Changes to College Funding System Could Increase Efficiency, Transparency
In the realm of higher education funding, Missouri can do better than the system it currently has in place, which is currently characterized by little accountability for education funding, few effective measures of quality, and meager increases in access to the underserved, all while college tuition continues to rise. During the past few decades this system has sought to address problems in higher education related to access, affordability, and quality by lavishing an ever-increasing amount of funds and resources on higher education institutions within the state.
That this approach is failing to expand access or quality measures, or to reduce tuition costs, should be of little surprise. The ultimate question that those who fund higher education should address is not one of how much to fund, but how to fund.
In 2004, Colorado began an experiment in higher education funding when its legislature ratified Senate Bill 04-189 and created the College Opportunity Fund (COF), intending to end the traditional method of direct funding for universities. The new system called for students as young as 13 to sign up for the COF, with the hope that such early enrollment would force both parents and children to begin thinking about college financing options as soon as possible. When students enroll at a state college and authorize the state to disburse funds for their education costs, the state’s support is reported as a line item on their tuition bills.
University funding has never been very transparent; both the average taxpayer and the average student have little knowledge of how state money works to help students. As a result, the amount of taxpayer money that a given university receives for each student is somewhat arbitrary. Often, the per-student subsidy reflects the amount that the state can afford to spend, rather than the extent of student needs or costs.

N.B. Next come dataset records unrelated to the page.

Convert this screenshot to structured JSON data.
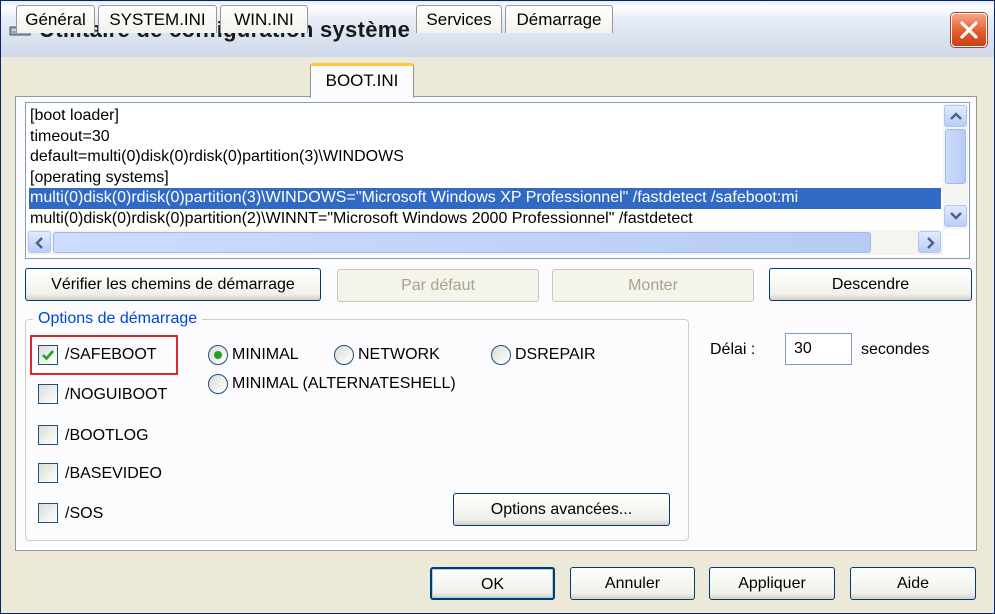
{
  "window": {
    "title": "Utilitaire de configuration système",
    "app_icon": "settings-app-icon",
    "close_icon": "close-icon"
  },
  "tabs": [
    {
      "label": "Général",
      "active": false
    },
    {
      "label": "SYSTEM.INI",
      "active": false
    },
    {
      "label": "WIN.INI",
      "active": false
    },
    {
      "label": "BOOT.INI",
      "active": true
    },
    {
      "label": "Services",
      "active": false
    },
    {
      "label": "Démarrage",
      "active": false
    }
  ],
  "bootini": {
    "lines": [
      "[boot loader]",
      "timeout=30",
      "default=multi(0)disk(0)rdisk(0)partition(3)\\WINDOWS",
      "[operating systems]",
      "multi(0)disk(0)rdisk(0)partition(3)\\WINDOWS=\"Microsoft Windows XP Professionnel\" /fastdetect /safeboot:mi",
      "multi(0)disk(0)rdisk(0)partition(2)\\WINNT=\"Microsoft Windows 2000 Professionnel\" /fastdetect"
    ],
    "selected_index": 4
  },
  "buttons": {
    "verify_paths": "Vérifier les chemins de démarrage",
    "default": "Par défaut",
    "move_up": "Monter",
    "move_down": "Descendre",
    "advanced": "Options avancées...",
    "ok": "OK",
    "cancel": "Annuler",
    "apply": "Appliquer",
    "help": "Aide"
  },
  "boot_options": {
    "group_label": "Options de démarrage",
    "checkboxes": [
      {
        "label": "/SAFEBOOT",
        "checked": true
      },
      {
        "label": "/NOGUIBOOT",
        "checked": false
      },
      {
        "label": "/BOOTLOG",
        "checked": false
      },
      {
        "label": "/BASEVIDEO",
        "checked": false
      },
      {
        "label": "/SOS",
        "checked": false
      }
    ],
    "radios": [
      {
        "label": "MINIMAL",
        "selected": true
      },
      {
        "label": "NETWORK",
        "selected": false
      },
      {
        "label": "DSREPAIR",
        "selected": false
      },
      {
        "label": "MINIMAL (ALTERNATESHELL)",
        "selected": false
      }
    ]
  },
  "timeout": {
    "label": "Délai :",
    "value": "30",
    "unit": "secondes"
  },
  "colors": {
    "selection": "#316ac5",
    "highlight_border": "#d92b2b",
    "active_tab_accent": "#ffc83c",
    "group_label": "#0046d5"
  }
}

Under the Colorado plan, the state’s contribution shows up in the tuition bill, so parents and students know the degree and change of state aid from year to year. This transparency helps students hold legislators accountable for their education spending, providing an additional incentive for the lawmakers who set education funding policy to keep student needs in mind.
Colorado also committed to direct funding for a portion of university expenses through fee-per-service contracts, and to conditional funding based on performance measures. In that system, a university is funded directly for progress toward broad state goals, such as increased graduation rates or expanded minority enrollment. This policy has helped some more than others, but unarguably has helped make college funding more effective and accountable. By introducing conditional funding, Colorado universities have begun striving to reach performance benchmarks, rather than just using tuition money to climb in national rankings through extravagant but ineffective spending.
Furthermore, by doing away with guaranteed funding, the state has created incentives for universities to keep operating costs and sticker prices low, in order to attract a larger pool of applicants. Three private universities are currently participating in the COF program, a competitive process of funding allocation that encourages all institutions to work toward greater efficiency by keeping programs that work and cutting costly ones that do not.
It is time for Missouri to take a critical look at higher education. Regardless of whether the state adopts the Colorado plan, lawmakers should look to lessons learned by other states and craft a system that encourages universities to compete and innovate in order to receive government funds. Taxpayers deserve a system that absorbs their dollars in the most efficient way. Students deserve an education that is accountable, affordable, and of the highest quality. Funding students instead of institutions would be a first step in the right direction.
Abhi Sivasailam is an intern with the Show-Me Institute and an economics student at the University of Missouri–Columbia.